In der Kirche Singen
by Kristin Schmidt
Das Kirchengesangbuch, immer wieder neu und in hoher Zahl aufgelegt, mit vielen hundert Seiten und Liednummern, zeigt es an: Kirche und Singen gehören zusammen, seit langem schon und nach wie vor. Aber nicht für jeden einfach so. Pfarrer Andreas Ennulat denkt viel über gottesdiensttaugliche Lieder nach und wählt keines, bloss weil es im Gesangbuch einer Feier oder einer liturgischen Zeit im Kirchenjahr zugeordnet ist. Der Gründe dafür sind zweierlei: Sowohl inhaltliche Fragen wollen bedacht sein, aber auch die Singpraxis der Gemeinde. Für Ennulat ist «nicht jedes Lied inhaltlich stimmig, nicht jedes steht mehr im richtigen Kontext oder hat die richtige Aussage». Direkte Forderungen an einen personalisierten Gott etwa entsprechen zeitgenössischen Glaubenseinstellungen nicht mehr: «Viele der Kerninhalte stimmen noch, aber was im 16., 17. oder 18. Jahrhundert sinnreich war, müsste heute anders formuliert werden». Zu den noch immer gut passenden Liedern gehören für Ennulat die Nummern 530 und 537 aus dem Gesangbuch: «Himmel, Erde, Luft und Meer» und «Geh aus mein Herz und suche Freud» machen Naturmystik allgemein verständlich, der Bezug zum personalisierten Gott ist zwar da, aber nicht um zu fordern, sondern die Schöpfung zu loben.

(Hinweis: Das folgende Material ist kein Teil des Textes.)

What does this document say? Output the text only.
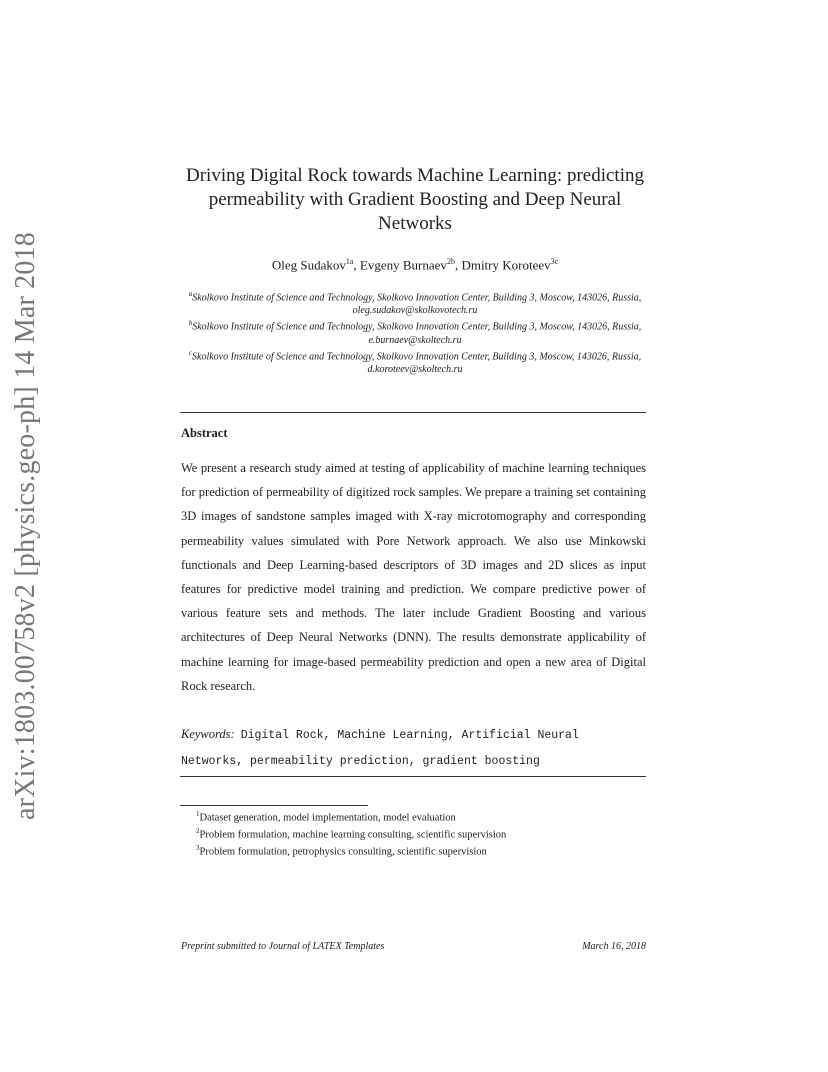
arXiv:1803.00758v2 [physics.geo-ph] 14 Mar 2018
Driving Digital Rock towards Machine Learning: predicting permeability with Gradient Boosting and Deep Neural Networks
Oleg Sudakov$^{1a}$, Evgeny Burnaev$^{2b}$, Dmitry Koroteev$^{3c}$

$^a$Skolkovo Institute of Science and Technology, Skolkovo Innovation Center, Building 3, Moscow, 143026, Russia, oleg.sudakov@skolkovotech.ru

$^b$Skolkovo Institute of Science and Technology, Skolkovo Innovation Center, Building 3, Moscow, 143026, Russia, e.burnaev@skoltech.ru

$^c$Skolkovo Institute of Science and Technology, Skolkovo Innovation Center, Building 3, Moscow, 143026, Russia, d.koroteev@skoltech.ru

Abstract
We present a research study aimed at testing of applicability of machine learning techniques for prediction of permeability of digitized rock samples. We prepare a training set containing 3D images of sandstone samples imaged with X-ray microtomography and corresponding permeability values simulated with Pore Network approach. We also use Minkowski functionals and Deep Learning-based descriptors of 3D images and 2D slices as input features for predictive model training and prediction. We compare predictive power of various feature sets and methods. The later include Gradient Boosting and various architectures of Deep Neural Networks (DNN). The results demonstrate applicability of machine learning for image-based permeability prediction and open a new area of Digital Rock research.
Keywords: Digital Rock, Machine Learning, Artificial Neural Networks, permeability prediction, gradient boosting

$^1$Dataset generation, model implementation, model evaluation

$^2$Problem formulation, machine learning consulting, scientific supervision

$^3$Problem formulation, petrophysics consulting, scientific supervision

Preprint submitted to Journal of LATEX Templates	March 16, 2018
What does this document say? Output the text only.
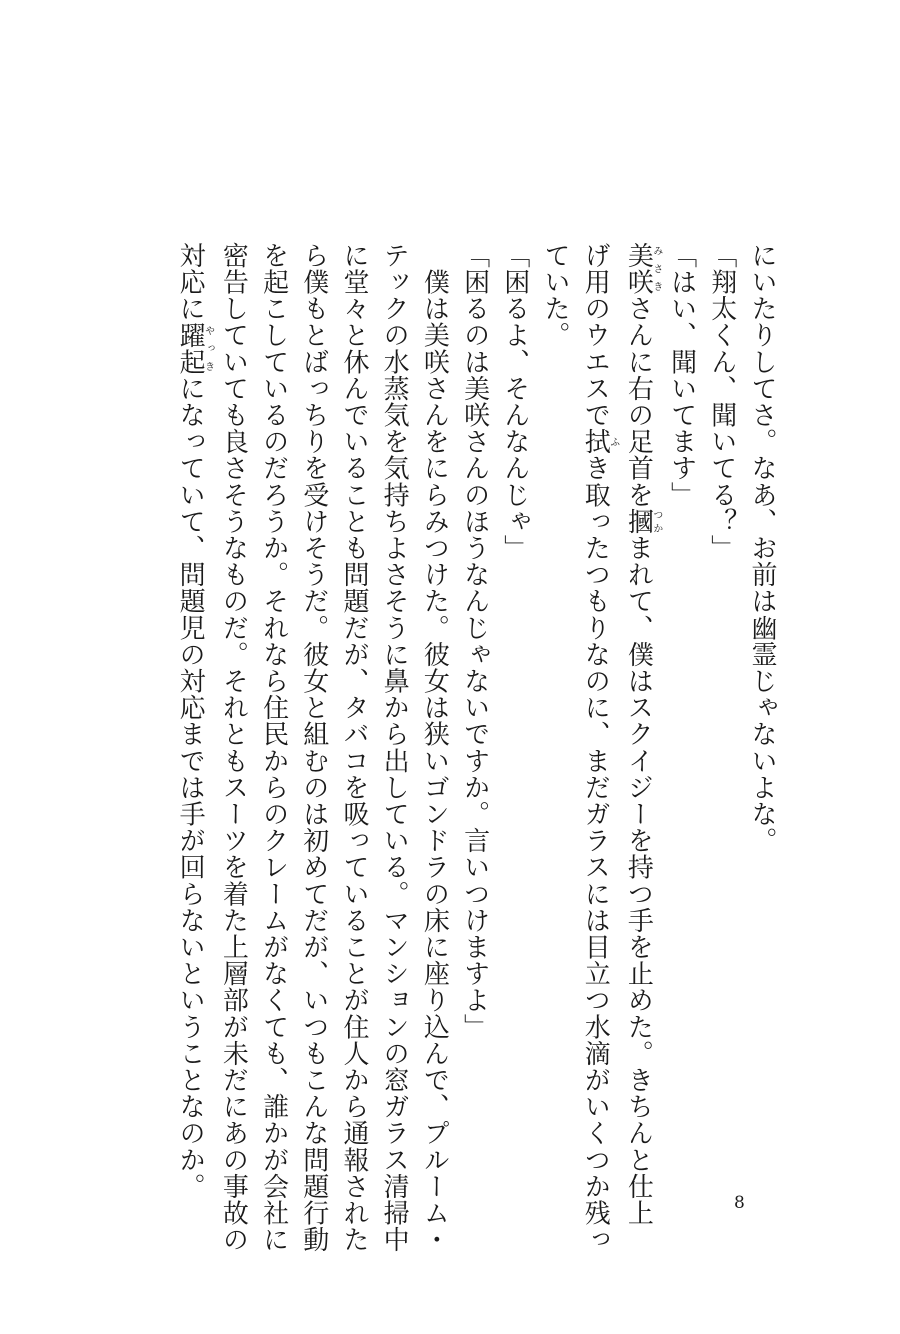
にいたりしてさ。なあ、お前は幽霊じゃないよな。
「翔太くん、聞いてる？」
「はい、聞いてます」
美咲みさきさんに右の足首を摑つかまれて、僕はスクイジーを持つ手を止めた。きちんと仕上
げ用のウエスで拭ふき取ったつもりなのに、まだガラスには目立つ水滴がいくつか残っ
ていた。
「困るよ、そんなんじゃ」
「困るのは美咲さんのほうなんじゃないですか。言いつけますよ」
　僕は美咲さんをにらみつけた。彼女は狭いゴンドラの床に座り込んで、プルーム・
テックの水蒸気を気持ちよさそうに鼻から出している。マンションの窓ガラス清掃中
に堂々と休んでいることも問題だが、タバコを吸っていることが住人から通報された
ら僕もとばっちりを受けそうだ。彼女と組むのは初めてだが、いつもこんな問題行動
を起こしているのだろうか。それなら住民からのクレームがなくても、誰かが会社に
密告していても良さそうなものだ。それともスーツを着た上層部が未だにあの事故の
対応に躍起やっきになっていて、問題児の対応までは手が回らないということなのか。
8
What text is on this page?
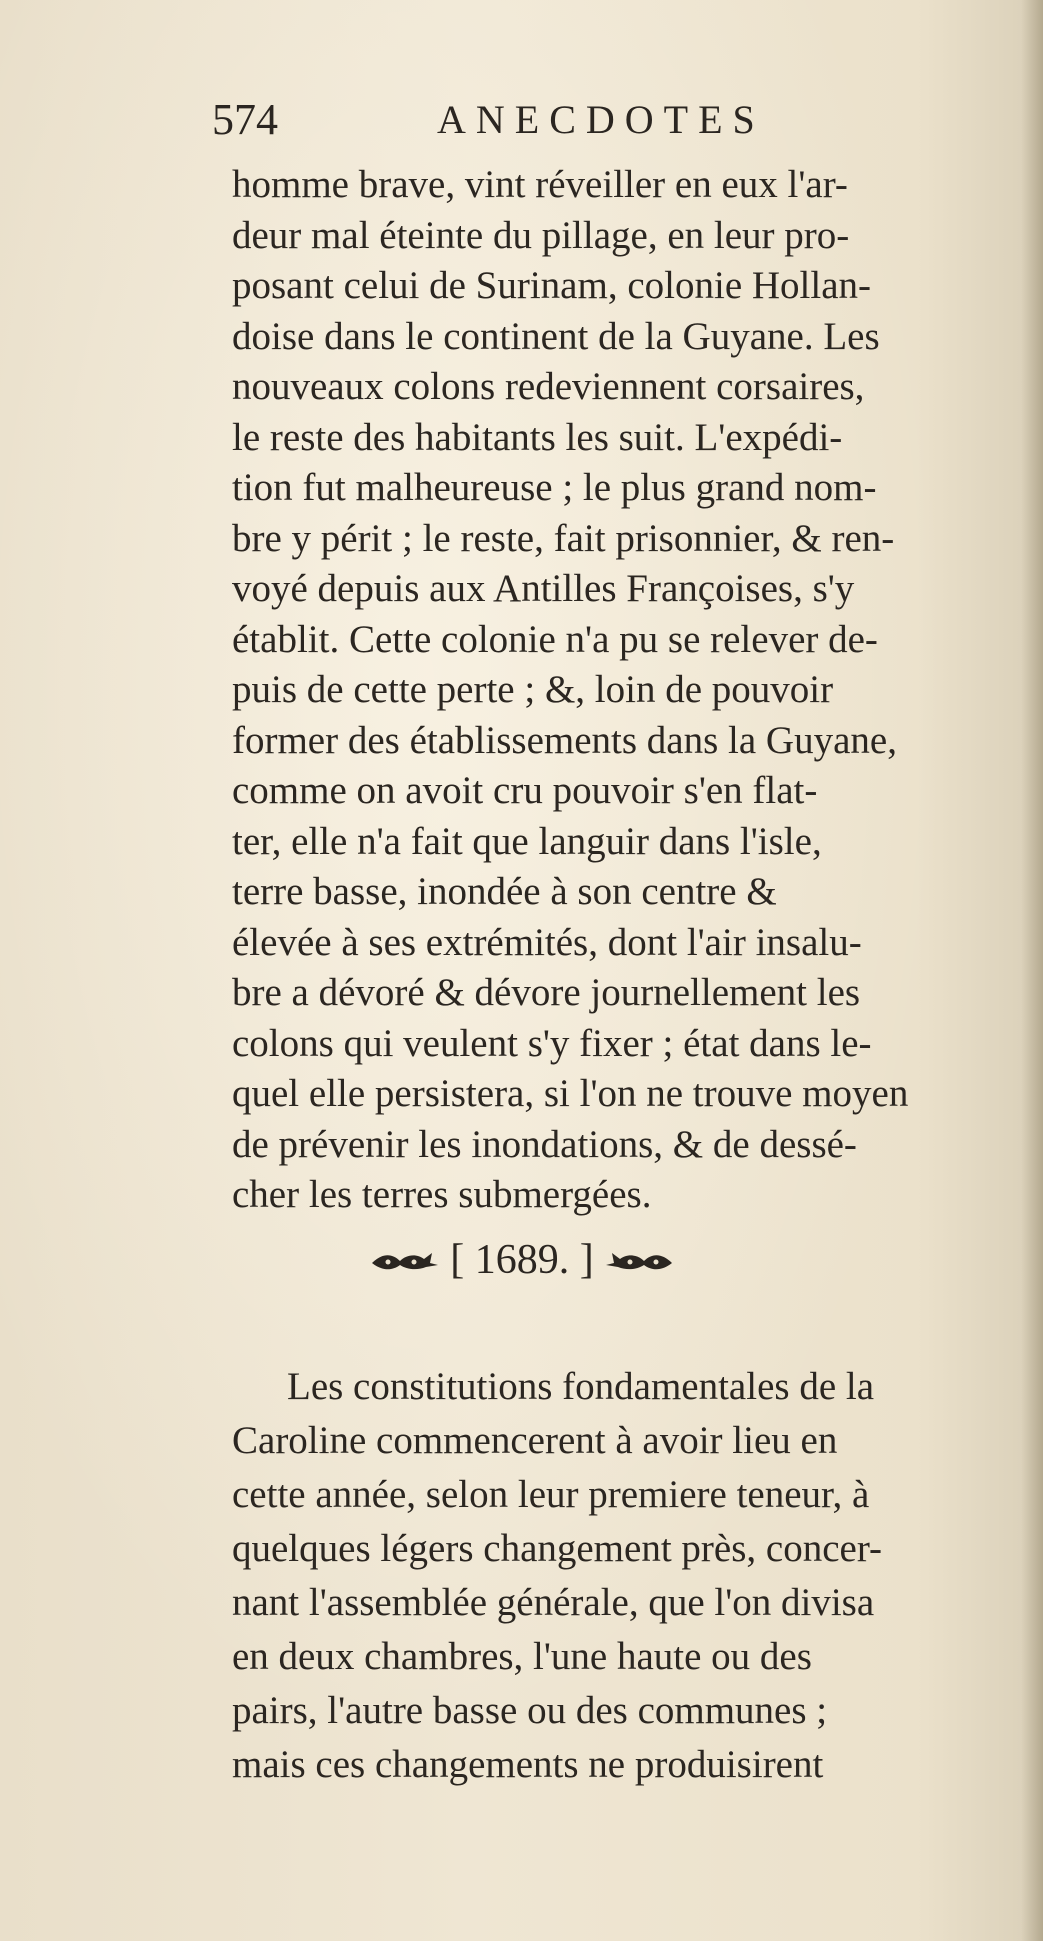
574	ANECDOTES
homme brave, vint réveiller en eux l'ar-
deur mal éteinte du pillage, en leur pro-
posant celui de Surinam, colonie Hollan-
doise dans le continent de la Guyane. Les
nouveaux colons redeviennent corsaires,
le reste des habitants les suit. L'expédi-
tion fut malheureuse ; le plus grand nom-
bre y périt ; le reste, fait prisonnier, & ren-
voyé depuis aux Antilles Françoises, s'y
établit. Cette colonie n'a pu se relever de-
puis de cette perte ; &, loin de pouvoir
former des établissements dans la Guyane,
comme on avoit cru pouvoir s'en flat-
ter, elle n'a fait que languir dans l'isle,
terre basse, inondée à son centre &
élevée à ses extrémités, dont l'air insalu-
bre a dévoré & dévore journellement les
colons qui veulent s'y fixer ; état dans le-
quel elle persistera, si l'on ne trouve moyen
de prévenir les inondations, & de dessé-
cher les terres submergées.
[ 1689. ]
Les constitutions fondamentales de la
Caroline commencerent à avoir lieu en
cette année, selon leur premiere teneur, à
quelques légers changement près, concer-
nant l'assemblée générale, que l'on divisa
en deux chambres, l'une haute ou des
pairs, l'autre basse ou des communes ;
mais ces changements ne produisirent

Das Gesangbuch wartet freilich auch mit neuem Liedgut auf, doch dieses kennen die traditionellen Gottesdienstbesucherinnen und -besucher kaum; und um es einfach zu singen, fehlt die Praxis: «Um mit der Kirchgemeinde neue Lieder einzuüben, wären Gesangstalente nötig». Zu denen zählt sich Ennulat nicht, ausserdem ist die Zahl der potentiell Mitsingenden inzwischen sehr klein: «Erst ab 25 Personen würden wieder andere Dinge möglich.» Pfarrer Ennulat sucht deshalb neue Wege, um die Gottesdienste zu gestalten: «So gab es zum Bettag einen halbstündigen Kurzgottesdienst mit Orgelbegleitung und einer Slam Poetin.» Mit musikalischen Soli oder der Orgel verleiht Ennulat nicht nur speziellen Gottesdiensten eine Struktur: «Jeder Gottesdienst ist wie ein Bauwerk. Er ist vom ersten Ton bis zum letzten Ton aufeinander abgestimmt und ergibt so ein harmonisches Ganzes.» Da kommt es auch auf die richtigen Lieder an.
Andreas Ennulat (*1955) studierte Theologie in Göttingen, arbeitete und promovierte an der Universität Bern und leitete 1991–1994 das Tagungszentrum Schloss Wartensee. Seit 2000 ist er Pfarrer der Gemeinde Wolfhalden AR und wird dort Ende 2019 pensioniert.